O recado foi claro: enfrentem a pandemia de peito aberto. Exponham-se. Tenham coragem de correr o risco. E, se morrer, faz parte.

Trata-se de estimular as pessoas a correrem o risco. E não se pode dizer que atingiu apenas quem seguiu a recomendação. Quem se expõe faz o vírus circular. Coloca em, risco a si e aos outros. A "coragem" de que Bolsonaro fala inclui a de colocar outros em perigo. Tremenda covardia, digo eu.

O que o presidente fez foi apologia do vírus e da morte. Não adianta agora não querer arcar com o ônus quando as mortes ocorrem. Foi ele quem disse que isso não é nada demais. Em 27 de março de 2020, ele disse: "Algumas mortes terão, mas acontece, paciência." Bolsonaro fez apologia da irresponsabilidade ao estimular a exposição das pessoas. E fez pouco da morte, dizendo que não era algo inevitável — e é, mas não precisa ser nem agora nem por isso, né. Depois se incomoda de ser responsabilizado pelas mortes.

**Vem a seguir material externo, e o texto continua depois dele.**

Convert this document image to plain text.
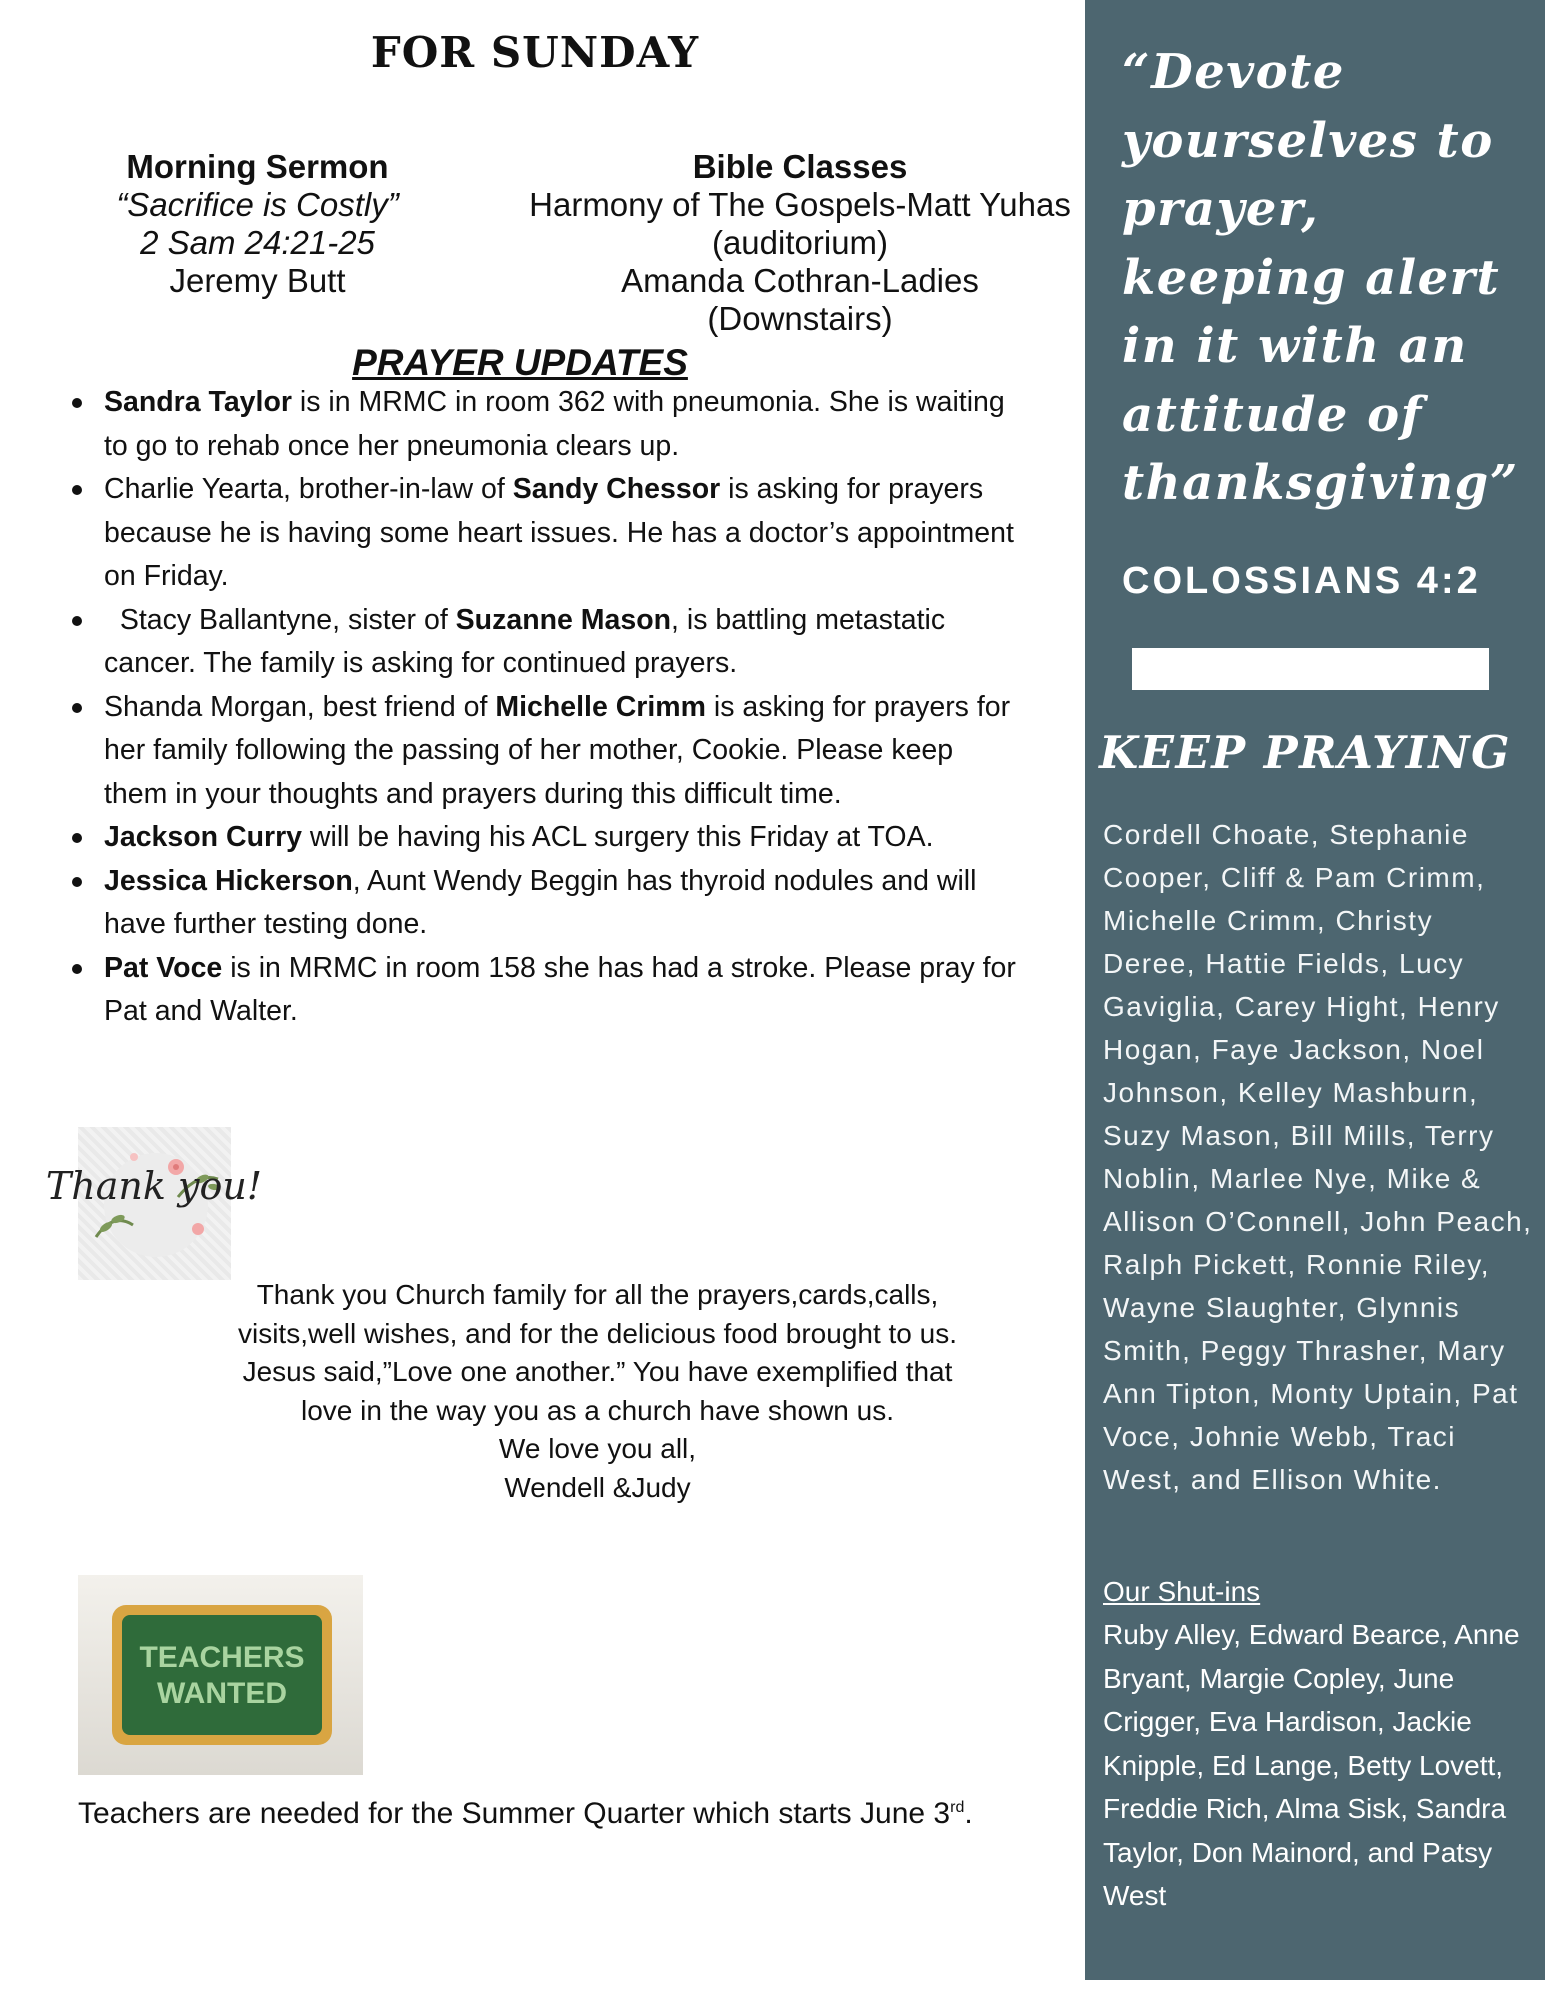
FOR SUNDAY
Morning Sermon
“Sacrifice is Costly”
2 Sam 24:21-25
Jeremy Butt
Bible Classes
Harmony of The Gospels-Matt Yuhas
(auditorium)
Amanda Cothran-Ladies
(Downstairs)
PRAYER UPDATES
Sandra Taylor is in MRMC in room 362 with pneumonia. She is waiting to go to rehab once her pneumonia clears up.
Charlie Yearta, brother-in-law of Sandy Chessor is asking for prayers because he is having some heart issues. He has a doctor’s appointment on Friday.
Stacy Ballantyne, sister of Suzanne Mason, is battling metastatic cancer. The family is asking for continued prayers.
Shanda Morgan, best friend of Michelle Crimm is asking for prayers for her family following the passing of her mother, Cookie. Please keep them in your thoughts and prayers during this difficult time.
Jackson Curry will be having his ACL surgery this Friday at TOA.
Jessica Hickerson, Aunt Wendy Beggin has thyroid nodules and will have further testing done.
Pat Voce is in MRMC in room 158 she has had a stroke. Please pray for Pat and Walter.
Thank you!
Thank you Church family for all the prayers,cards,calls,
visits,well wishes, and for the delicious food brought to us.
Jesus said,”Love one another.” You have exemplified that
love in the way you as a church have shown us.
We love you all,
Wendell &Judy
TEACHERS
WANTED
Teachers are needed for the Summer Quarter which starts June 3rd.
“Devote yourselves to prayer, keeping alert in it with an attitude of thanksgiving”
COLOSSIANS 4:2
KEEP PRAYING
Cordell Choate, Stephanie Cooper, Cliff & Pam Crimm, Michelle Crimm, Christy Deree, Hattie Fields, Lucy Gaviglia, Carey Hight, Henry Hogan, Faye Jackson, Noel Johnson, Kelley Mashburn, Suzy Mason, Bill Mills, Terry Noblin, Marlee Nye, Mike & Allison O’Connell, John Peach, Ralph Pickett, Ronnie Riley, Wayne Slaughter, Glynnis Smith, Peggy Thrasher, Mary Ann Tipton, Monty Uptain, Pat Voce, Johnie Webb, Traci West, and Ellison White.
Our Shut-ins
Ruby Alley, Edward Bearce, Anne Bryant, Margie Copley, June Crigger, Eva Hardison, Jackie Knipple, Ed Lange, Betty Lovett, Freddie Rich, Alma Sisk, Sandra Taylor, Don Mainord, and Patsy West
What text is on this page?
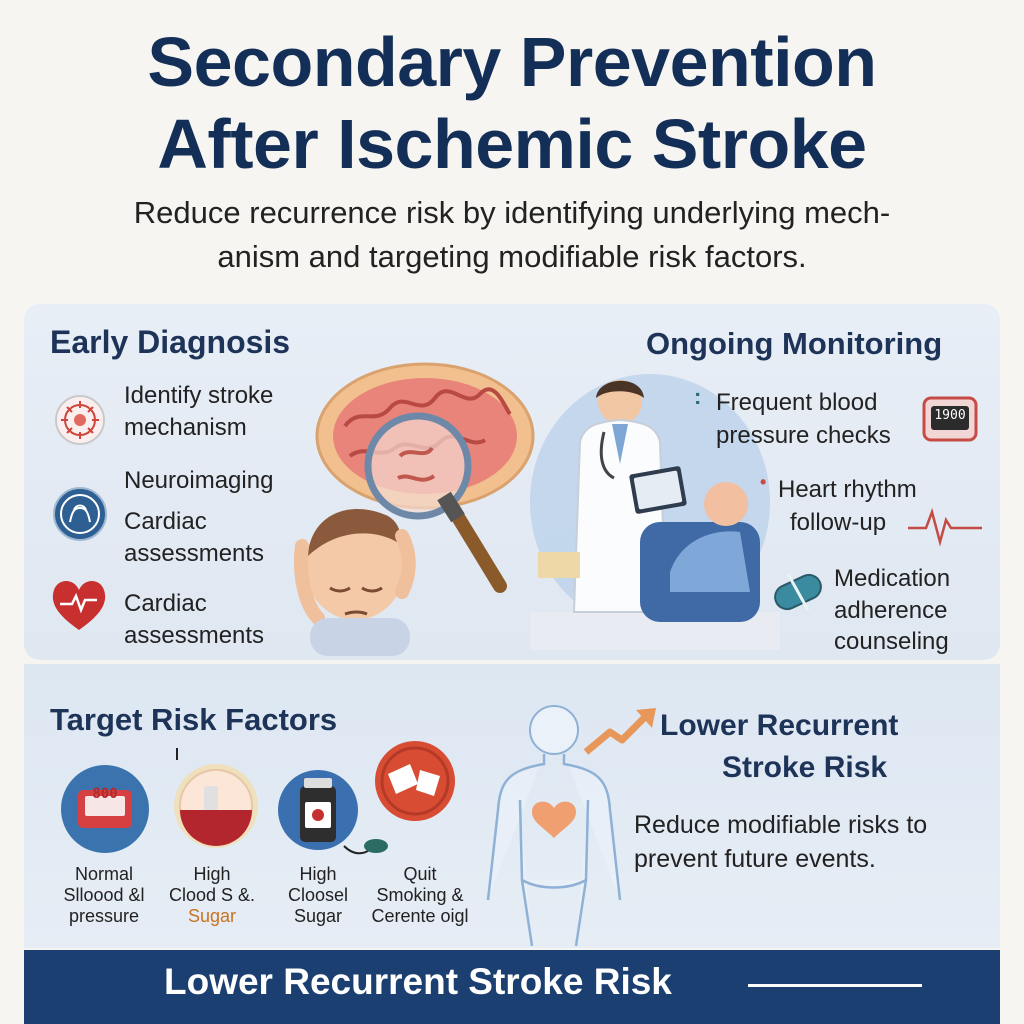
Secondary Prevention
After Ischemic Stroke
Reduce recurrence risk by identifying underlying mech-
anism and targeting modifiable risk factors.
Early Diagnosis
Identify stroke
mechanism
Neuroimaging
Cardiac
assessments
Cardiac
assessments
Ongoing Monitoring
: Frequent blood
pressure checks
1900
• Heart rhythm
follow-up
Medication
adherence
counseling
Target Risk Factors
800
Normal
Slloood &l
pressure
High
Clood S &.
Sugar
High
Cloosel
Sugar
Quit
Smoking &
Cerente oigl
Lower Recurrent
Stroke Risk
Reduce modifiable risks to
prevent future events.
Lower Recurrent Stroke Risk
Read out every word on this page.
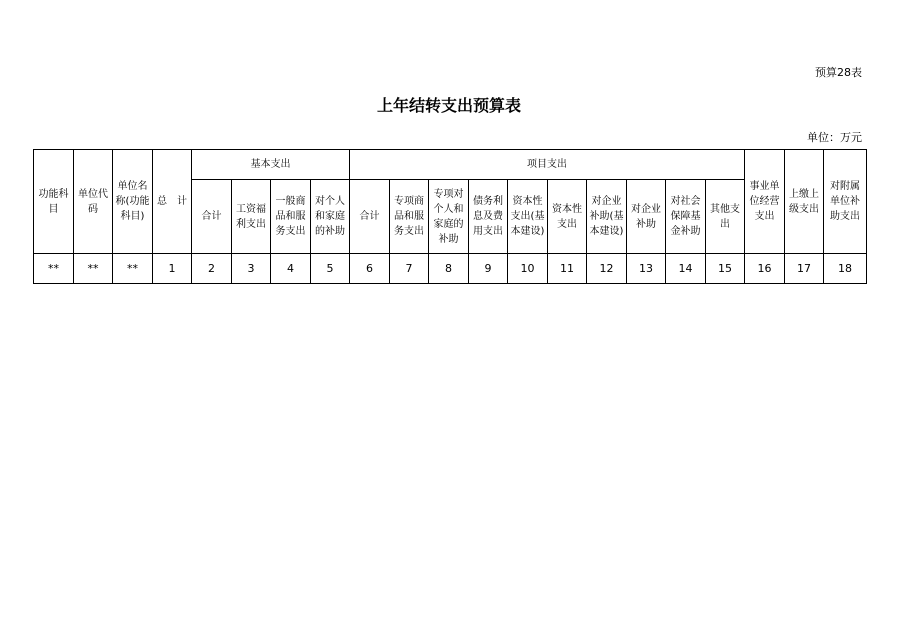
预算28表
上年结转支出预算表
单位：万元
功能科目	单位代码	单位名称(功能科目)	总　计	基本支出				项目支出										事业单位经营支出	上缴上级支出	对附属单位补助支出
				合计	工资福利支出	一般商品和服务支出	对个人和家庭的补助	合计	专项商品和服务支出	专项对个人和家庭的补助	债务利息及费用支出	资本性支出(基本建设)	资本性支出	对企业补助(基本建设)	对企业补助	对社会保障基金补助	其他支出			
**	**	**	1	2	3	4	5	6	7	8	9	10	11	12	13	14	15	16	17	18
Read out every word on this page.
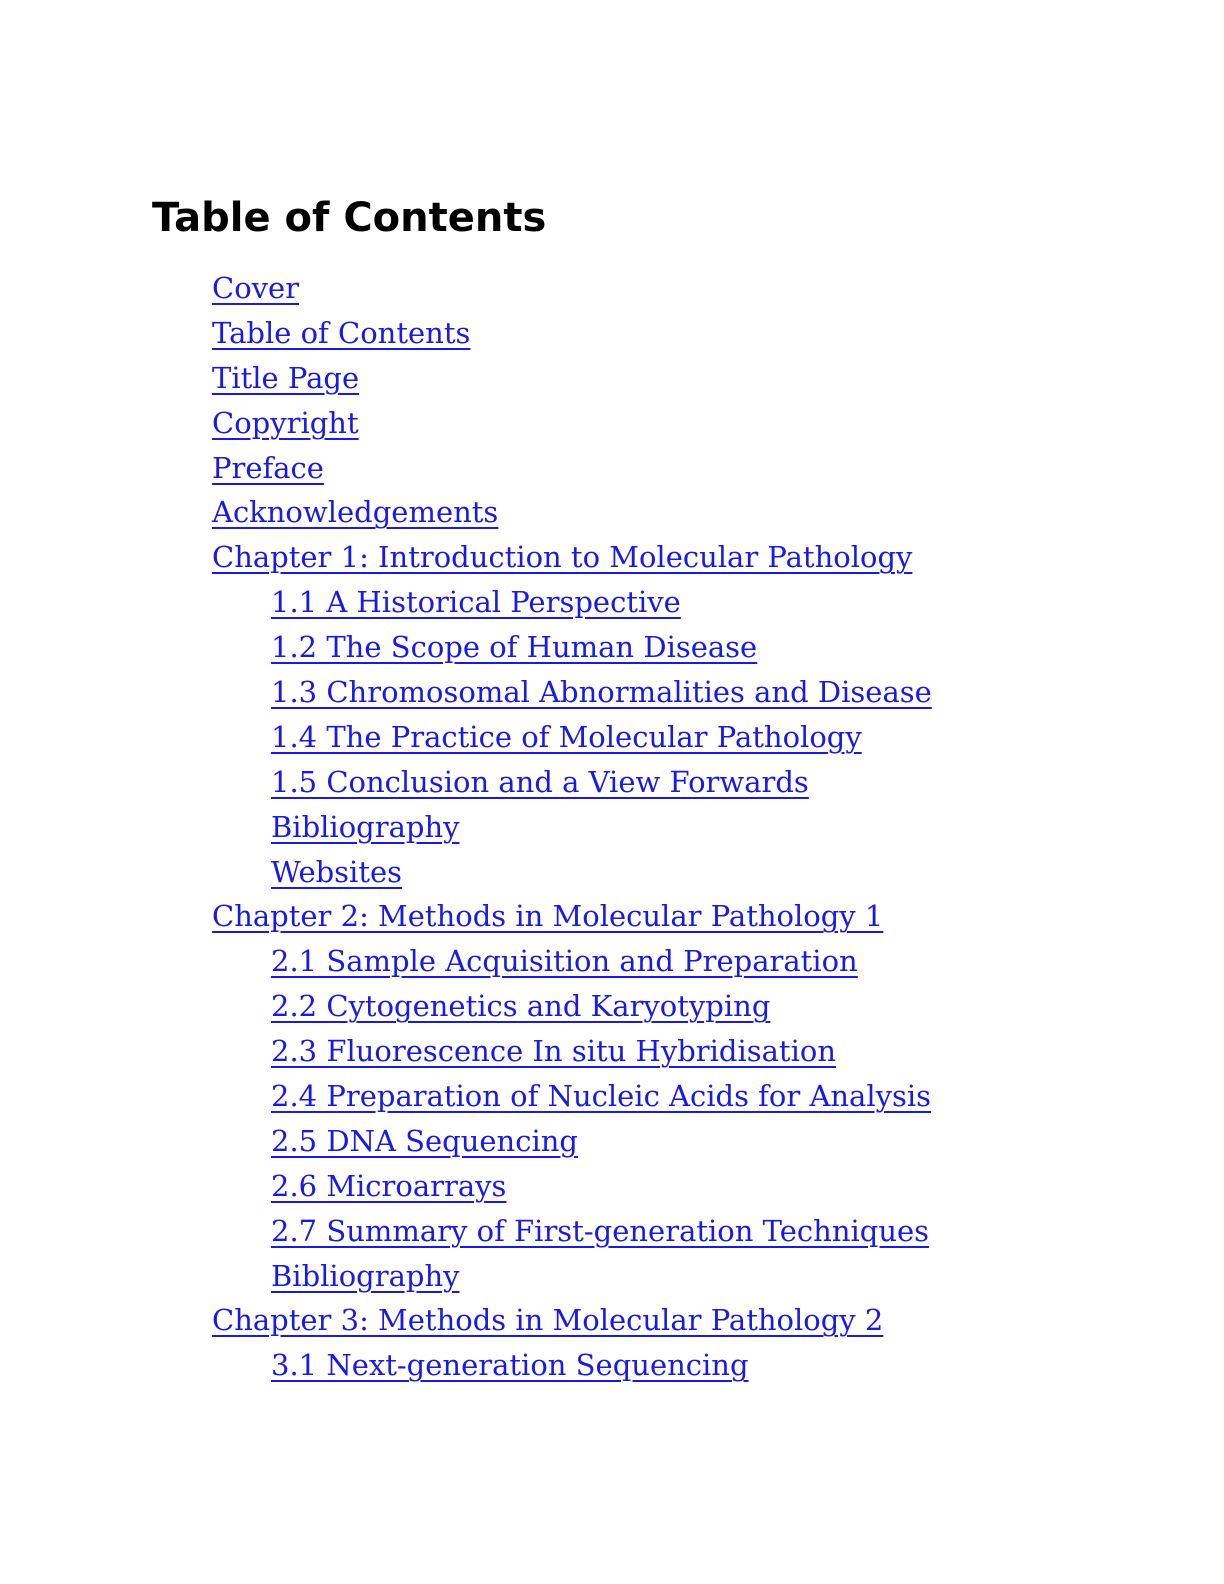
Table of Contents
Cover
Table of Contents
Title Page
Copyright
Preface
Acknowledgements
Chapter 1: Introduction to Molecular Pathology
1.1 A Historical Perspective
1.2 The Scope of Human Disease
1.3 Chromosomal Abnormalities and Disease
1.4 The Practice of Molecular Pathology
1.5 Conclusion and a View Forwards
Bibliography
Websites
Chapter 2: Methods in Molecular Pathology 1
2.1 Sample Acquisition and Preparation
2.2 Cytogenetics and Karyotyping
2.3 Fluorescence In situ Hybridisation
2.4 Preparation of Nucleic Acids for Analysis
2.5 DNA Sequencing
2.6 Microarrays
2.7 Summary of First-generation Techniques
Bibliography
Chapter 3: Methods in Molecular Pathology 2
3.1 Next-generation Sequencing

Em transmissão ao vivo, Bolsonaro disse: "Frase não mata ninguém. O que mata é desvio de recurso público que o seu estado desviou." Ocorre que comportamentos matam, e Bolsonaro estimulou comportamentos com suas frases.

Frase pode matar e tem até tipificação em alguns casos, como no artigo 122 do Código Penal: incitação ao suicídio. Bolsonaro não incitou ao suicídio, mas induziu as pessoas a se exporem a riscos, enfrentarem a perspectiva de morrer.

Bolsonaro sabe que estimulou as pessoas a não se protegerem. Mas não tem a menor noção da consequência dos seus atos. Há uma legião de fanáticos dispostos a segui-lo independentemente da bobagem que diga ou faça. Ele não tem noção do peso de quem diz e agora quer dizer que, independentemente do que fale, isso não tem relevância.

Quando era deputado federal, em 2013, Bolsonaro resumiu a responsabilidade com que exerce a função pública: "Eu posso falar a besteira que eu quiser. Por isso que eu tenho imunidade."

No Poder Executivo, não há imunidade parlamentar. As besteiras ditas por um presidente da República, por menor que seja o presidente, têm muito mais pesos que as de um deputado medíocre. Bolsonaro tem de ter responsabilidade pelo que diz e faz. E responder pelo que diz e faz de errado.

Fundo de rede

Ninguém é de ferro e vou dar uns dias de descanso ao leitor. Saio de férias, mas volto no fim do mês, se tudo der certo.